Quanto meno i pensieri, fino a gennaio, saranno concentrati esclusivamente sul campo. La chiusura del calcio mercato mette l’allenatore Antonio Buscè nelle condizioni di dedicarsi al gruppo che dovrà provare a dare al Cosenza qualche soddisfazione. Considerato tutto quello che ruota attorno al club, è soltanto dalle prestazioni che potrebbe intravedersi un po’ di luce. Certo, è complicato però la bellezza del calcio è che fra terreno di gioco e stanze dei bottoni a volte rimane una distanza abissale…

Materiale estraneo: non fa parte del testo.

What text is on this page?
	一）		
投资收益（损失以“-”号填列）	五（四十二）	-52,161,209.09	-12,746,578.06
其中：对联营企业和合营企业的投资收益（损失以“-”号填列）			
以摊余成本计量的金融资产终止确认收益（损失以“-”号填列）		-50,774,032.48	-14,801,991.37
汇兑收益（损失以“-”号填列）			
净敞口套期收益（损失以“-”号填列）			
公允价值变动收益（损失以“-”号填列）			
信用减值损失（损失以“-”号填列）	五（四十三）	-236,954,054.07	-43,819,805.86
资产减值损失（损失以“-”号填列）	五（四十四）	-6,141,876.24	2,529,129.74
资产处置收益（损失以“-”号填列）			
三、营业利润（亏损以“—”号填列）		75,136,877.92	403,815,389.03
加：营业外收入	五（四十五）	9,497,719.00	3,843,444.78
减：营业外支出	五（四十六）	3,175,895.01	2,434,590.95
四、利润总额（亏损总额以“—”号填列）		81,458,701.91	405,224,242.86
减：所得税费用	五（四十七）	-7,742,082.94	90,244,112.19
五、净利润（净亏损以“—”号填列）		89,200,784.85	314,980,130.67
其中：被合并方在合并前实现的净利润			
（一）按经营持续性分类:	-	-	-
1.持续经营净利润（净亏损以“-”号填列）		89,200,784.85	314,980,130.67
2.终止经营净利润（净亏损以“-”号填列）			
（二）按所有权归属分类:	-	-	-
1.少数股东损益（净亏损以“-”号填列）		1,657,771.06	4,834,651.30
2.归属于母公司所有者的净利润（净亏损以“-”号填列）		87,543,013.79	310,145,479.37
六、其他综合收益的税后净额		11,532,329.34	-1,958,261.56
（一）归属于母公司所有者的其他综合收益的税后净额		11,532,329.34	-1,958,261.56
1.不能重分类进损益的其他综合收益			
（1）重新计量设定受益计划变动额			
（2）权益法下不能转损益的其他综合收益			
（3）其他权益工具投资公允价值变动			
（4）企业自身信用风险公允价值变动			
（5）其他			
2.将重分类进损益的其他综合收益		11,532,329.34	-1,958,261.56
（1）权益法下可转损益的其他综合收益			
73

Domenica, intanto, c’è da giocare un’altra partita difficilissima. All’Ezio Scida è in programma il derby con il Crotone e il tecnico non è escluso che proporrà alcune novità. Intanto ci sarà da sostituire Garritano squalificato, motivo per il quale l’ultimo arrivato Langella prenderà subito per mano la squadra. L’altra novità è rappresentata da Ricciardi che si aggrega al gruppo: una freccia in più sulla corsia destra, anche se all’esterno romano manca il ritmo partita avendo svolto soltanto la parte atletica da ritiro di Lorica fino a lunedì.

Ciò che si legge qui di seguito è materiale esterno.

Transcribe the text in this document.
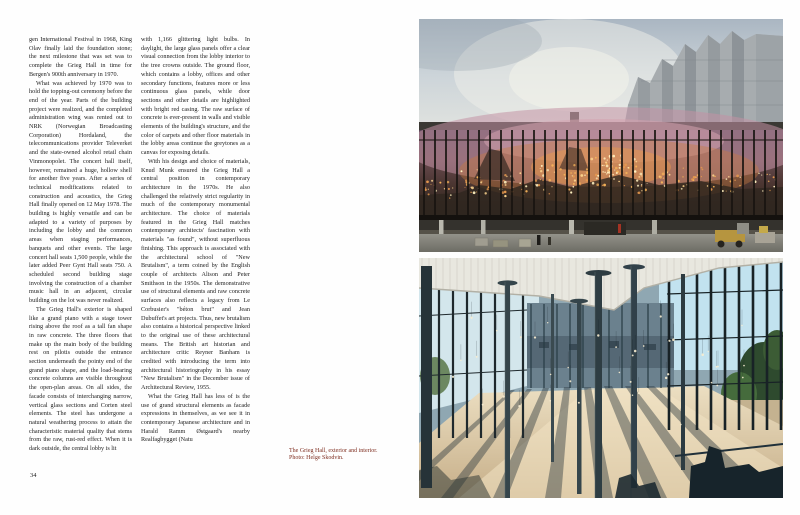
gen International Festival in 1968, King Olav finally laid the foundation stone; the next milestone that was set was to complete the Grieg Hall in time for Bergen's 900th anniversary in 1970.

What was achieved by 1970 was to hold the topping-out ceremony before the end of the year. Parts of the building project were realized, and the completed administration wing was rented out to NRK (Norwegian Broadcasting Corporation) Hordaland, the telecommunications provider Televerket and the state-owned alcohol retail chain Vinmonopolet. The concert hall itself, however, remained a huge, hollow shell for another five years. After a series of technical modifications related to construction and acoustics, the Grieg Hall finally opened on 12 May 1978. The building is highly versatile and can be adapted to a variety of purposes by including the lobby and the common areas when staging performances, banquets and other events. The large concert hall seats 1,500 people, while the later added Peer Gynt Hall seats 750. A scheduled second building stage involving the construction of a chamber music hall in an adjacent, circular building on the lot was never realized.

The Grieg Hall's exterior is shaped like a grand piano with a stage tower rising above the roof as a tall fan shape in raw concrete. The three floors that make up the main body of the building rest on pilotis outside the entrance section underneath the pointy end of the grand piano shape, and the load-bearing concrete columns are visible throughout the open-plan areas. On all sides, the facade consists of interchanging narrow, vertical glass sections and Corten steel elements. The steel has undergone a natural weathering process to attain the characteristic material quality that stems from the raw, rust-red effect. When it is dark outside, the central lobby is lit

with 1,166 glittering light bulbs. In daylight, the large glass panels offer a clear visual connection from the lobby interior to the tree crowns outside. The ground floor, which contains a lobby, offices and other secondary functions, features more or less continuous glass panels, while door sections and other details are highlighted with bright red casing. The raw surface of concrete is ever-present in walls and visible elements of the building's structure, and the color of carpets and other floor materials in the lobby areas continue the greytones as a canvas for exposing details.

With his design and choice of materials, Knud Munk ensured the Grieg Hall a central position in contemporary architecture in the 1970s. He also challenged the relatively strict regularity in much of the contemporary monumental architecture. The choice of materials featured in the Grieg Hall matches contemporary architects' fascination with materials "as found", without superfluous finishing. This approach is associated with the architectural school of "New Brutalism", a term coined by the English couple of architects Alison and Peter Smithson in the 1950s. The demonstrative use of structural elements and raw concrete surfaces also reflects a legacy from Le Corbusier's "béton brut" and Jean Dubuffet's art projects. Thus, new brutalism also contains a historical perspective linked to the original use of these architectural means. The British art historian and architecture critic Reyner Banham is credited with introducing the term into architectural historiography in his essay "New Brutalism" in the December issue of Architectural Review, 1955.

What the Grieg Hall has less of is the use of grand structural elements as facade expressions in themselves, as we see it in contemporary Japanese architecture and in Harald Ramm Østgaard's nearby Realfagbygget (Natu

The Grieg Hall, exterior and interior.
Photo: Helge Skodvin.
34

La difesa a tre dovrebbe essere riproposta, anche se per il futuro l’idea di giocare a quattro verrà tenuta in considerazione. Una delle variazioni potrebbe essere che allo Scida a supporto della punta centrale Mazzocchi possano giocare Florenzi e Cannavò. L’ex Vis Pesaro nel ruolo di quinto a sinistra è sembrata una forzatura tattica che ha tolto la possibiloità al calciatore di esprimere il meglio di sé sulla trequarti.

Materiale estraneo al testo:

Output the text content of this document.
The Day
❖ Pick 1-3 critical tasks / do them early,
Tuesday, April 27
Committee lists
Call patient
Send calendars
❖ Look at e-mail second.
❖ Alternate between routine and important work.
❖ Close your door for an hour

Sugli esterni per Ferrara è giunto il momento di giocare dall’inizio mentre a destra potrebbe partire Cimino con Ricciardi a gara in corsa, per cominciare a dargli qualche minuto fino a prendersi la ttolarità del ruolo. La settimana di allenamenti è soltanto all’inizio. Ma da qui a domenica il tecnico Buscè lavorerà per mettere in campo il miglior Cosenza possibile di questa fase iniziale della stagione.